Starting point is 03:22:09 That's right. So awesome to see, Kari, in the Ultridum. Thank you for coming by. We will talk to you soon. Give our best to you today. We'll talk to you. We'll talk to you. Goodbye.
Starting point is 03:22:17 Cheers. There's one scoop I want to talk to about. Katie Roof is confirming a scoop from TechMeme that Axios is dropping. human interest, a 401k platform for small and medium businesses that aims to cut down on administrative work, raised $100 million at a $3 billion post money evaluation. This is a leak, but I know the CEO of human interest. He's a good buddy. And so I just want to say congrats to human interest because it's a very cool company.
Starting point is 03:22:46 And Elon has a new pod up on Allen. And on Rogan within hours. He's on a press store. We've got to get him. Maybe this is the time to strike. Maybe we get him on TBPN next week. the team seems to like the idea. We'll see.
Starting point is 03:23:02 We'll work on it. Thank you guys for hanging out with us on such a crazy day. Yeah. It's going to be hard to, we were, while we were putting this on, we were talking about how do we want up this next year. Yeah. What could possibly be as iconic as these two titans of industry. Didn't we do Elon and Joe Rogan?
Starting point is 03:23:21 That would be good. I think throwing in a Rogan is a good one. You as, you as Rogan, even though you're. 14 inches taller than Rogan? Yeah, yeah. I can see, I could see a Rogan. We could do a Rogan and Alex Friedman. That could work.
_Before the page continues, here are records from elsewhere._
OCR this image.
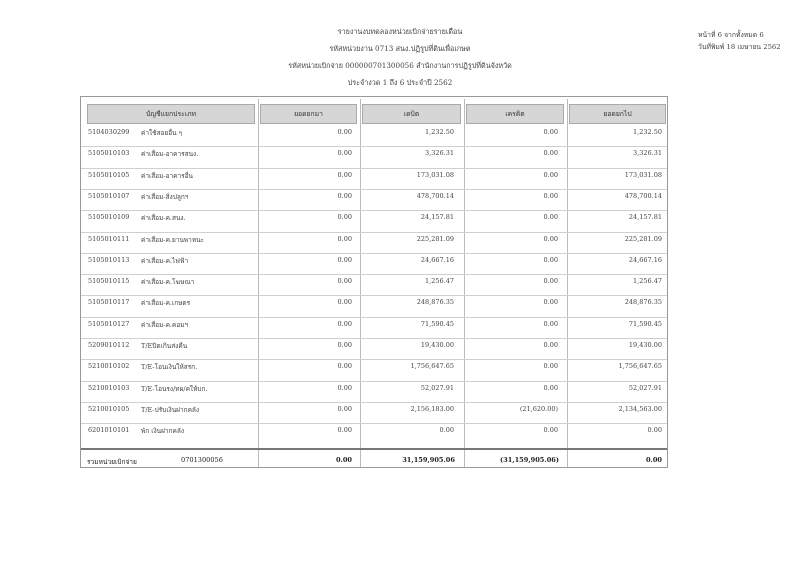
รายงานงบทดลองหน่วยเบิกจ่ายรายเดือน
รหัสหน่วยงาน 0713 สนง.ปฏิรูปที่ดินเพื่อเกษต
รหัสหน่วยเบิกจ่าย 000000701300056 สำนักงานการปฏิรูปที่ดินจังหวัด
ประจำงวด 1 ถึง 6 ประจำปี 2562
หน้าที่ 6 จากทั้งหมด 6
วันที่พิมพ์ 18 เมษายน 2562
บัญชีแยกประเภท	ยอดยกมา	เดบิต	เครดิต	ยอดยกไป
5104030299 ค่าใช้สอยอื่น ๆ	0.00	1,232.50	0.00	1,232.50
5105010103 ค่าเสื่อม-อาคารสนง.	0.00	3,326.31	0.00	3,326.31
5105010105 ค่าเสื่อม-อาคารอื่น	0.00	173,031.08	0.00	173,031.08
5105010107 ค่าเสื่อม-สิ่งปลูกฯ	0.00	478,700.14	0.00	478,700.14
5105010109 ค่าเสื่อม-ค.สนง.	0.00	24,157.81	0.00	24,157.81
5105010111 ค่าเสื่อม-ค.ยานพาหนะ	0.00	225,281.09	0.00	225,281.09
5105010113 ค่าเสื่อม-ค.ไฟฟ้า	0.00	24,667.16	0.00	24,667.16
5105010115 ค่าเสื่อม-ค.โฆษณา	0.00	1,256.47	0.00	1,256.47
5105010117 ค่าเสื่อม-ค.เกษตร	0.00	248,876.35	0.00	248,876.35
5105010127 ค่าเสื่อม-ค.คอมฯ	0.00	71,590.45	0.00	71,590.45
5209010112 T/Eปิดเกินส่งคืน	0.00	19,430.00	0.00	19,430.00
5210010102 T/E-โอนเงินให้สรก.	0.00	1,756,647.65	0.00	1,756,647.65
5210010103 T/E-โอนรง/ทผ/คให้บก.	0.00	52,027.91	0.00	52,027.91
5210010105 T/E-ปรับเงินฝากคลัง	0.00	2,156,183.00	(21,620.00)	2,134,563.00
6201010101 พัก เงินฝากคลัง	0.00	0.00	0.00	0.00
รวมหน่วยเบิกจ่าย	0701300056	0.00	31,159,905.06	(31,159,905.06)	0.00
Starting point is 03:23:38 Maybe we could do a human man. Lex would be the experts. Yeah, the experts is good. As other podcasters, kind of hits. We could do a David Senra. We could both be David Sedra. How about that? David Senra by David Senra.
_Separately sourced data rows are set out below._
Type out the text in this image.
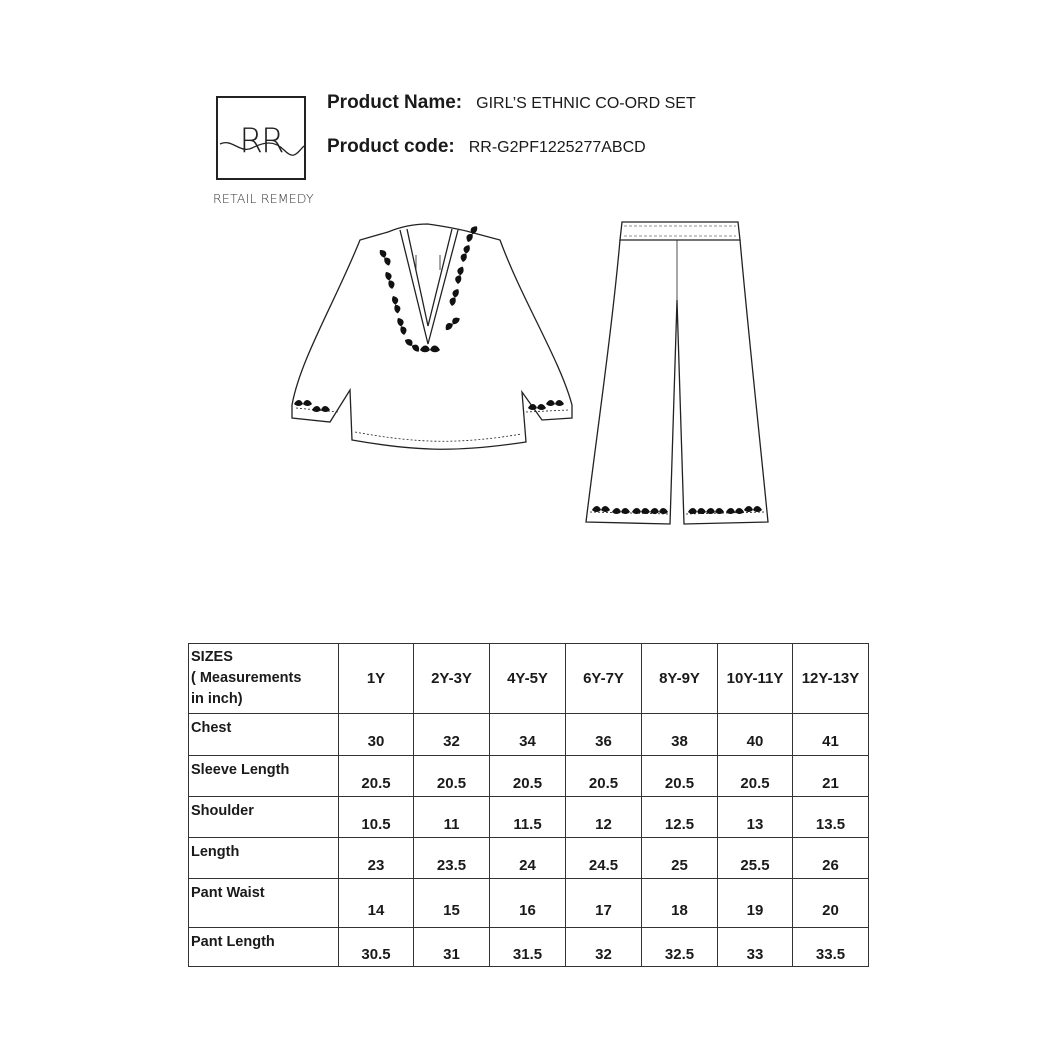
RR
RETAIL REMEDY
Product Name: GIRL’S ETHNIC CO-ORD SET
Product code: RR-G2PF1225277ABCD
SIZES
( Measurements
in inch)	1Y	2Y-3Y	4Y-5Y	6Y-7Y	8Y-9Y	10Y-11Y	12Y-13Y
Chest	30	32	34	36	38	40	41
Sleeve Length	20.5	20.5	20.5	20.5	20.5	20.5	21
Shoulder	10.5	11	11.5	12	12.5	13	13.5
Length	23	23.5	24	24.5	25	25.5	26
Pant Waist	14	15	16	17	18	19	20
Pant Length	30.5	31	31.5	32	32.5	33	33.5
Starting point is 03:23:49 Yes, we could both be David Senra. An executive produced by David. That would be a lot of fun. I think your mustache is actually falling off your face. I feel this weird. thing where it feels like I'm sweating underneath everything. Yeah. But I, but it's, I, I've had this, like, scratch up here by this, like, fake vein.
Starting point is 03:24:09 And I'm not able to it. And so I'm looking forward to taking this off. It's actually so trippy. A lot of people are asking, are you going to, am I going to go home and trick or treat with the kids like this? I was thinking about it. No, I do not want to traumatize my young children. Yeah.
Starting point is 03:24:24 I will be dressing up as something else. But thank you for tuning. in with us today. Have a wonderful... And thank you to the team that helped us pull this off. This was a very special, funny thing. I never thought we'd be doing this, but that's the nature of this show. And so thank you for everyone that supports us. Leave us five stars on Apple Podcast. And go out and have a wonderful evening and weekend. Be safe. We will see you back here on Monday. We'll talk to you soon. Can't wait. Goodbye. Cheers.